Obama called the report’s findings “intolerable and inexcusable,” while CNN’s Wolf Blitzer repeatedly used words like “damning” and “explosive” when he talked about it on air Tuesday evening.

Even Comedy Central’s Jon Stewart ripped into the administration on Monday night.

The irrepressible and relentlessly liberal host of "The Daily Show" complained bitterly that the administration’s actions had given credibility to ”the full-blown right-wing victimization complex” of conservatives. He accused the White House of managerial incompetence when it tried to do good, but “when government wants to flex its more malevolent muscles you’re fucking Iron Man.”

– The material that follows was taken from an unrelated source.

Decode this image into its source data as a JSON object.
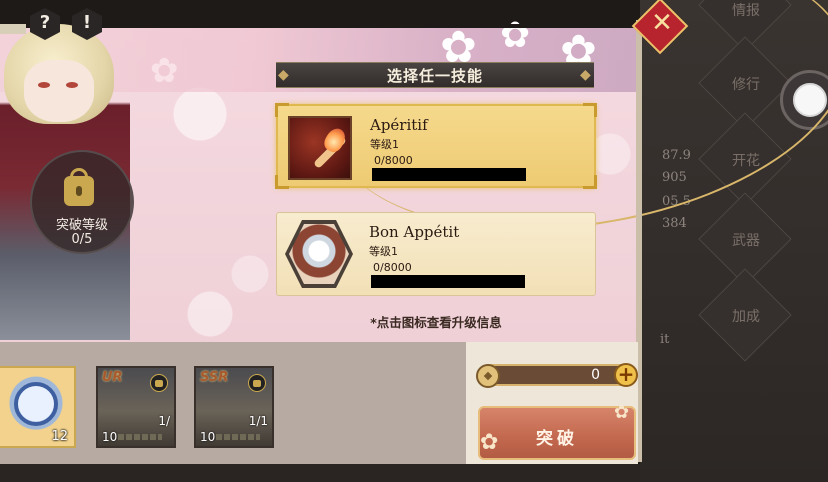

About the only good news for the Obama administration seems to be that last week’s big scandal — the alleged “cover-up” over the response to the attack in Benghazi, Libya on Sept. 11, 2012, has faded into the background a bit.

As recently as last week the Republicans were intent on portraying Benghazi as a scandal on the scale of Watergate.

Indeed, comparisons with the incident that ultimately drove President Richard Nixon from office have been cropping up more and more frequently.

Will wrote in the Washington Post that the IRS scandal had “echoes of Watergate,” and hinted that it should have the same outcome:

“Forty years ago this week … the Senate Watergate hearings began exploring the nature of Richard Nixon’s administration. Now the nature of Barack Obama’s administration is being clarified as revelations about IRS targeting of conservative groups merge with myriad Benghazi mendacities,” he wrote.

He was not the only one.

“Is Obama worse than Nixon?” lawyer James Goodale asked in The Daily Beast.

“The day the Obama administration went all Nixon on us,” Will Bunch of The Huffington Post writes.

The White House rejects the comparison, but Obama defenders are scarce on the ground these days.

With the bitter gridlock in Washington these days, many would welcome almost anything that helps bridge the political chasm between left and right.

But a united front in attacking the White House is probably not what anyone had in mind.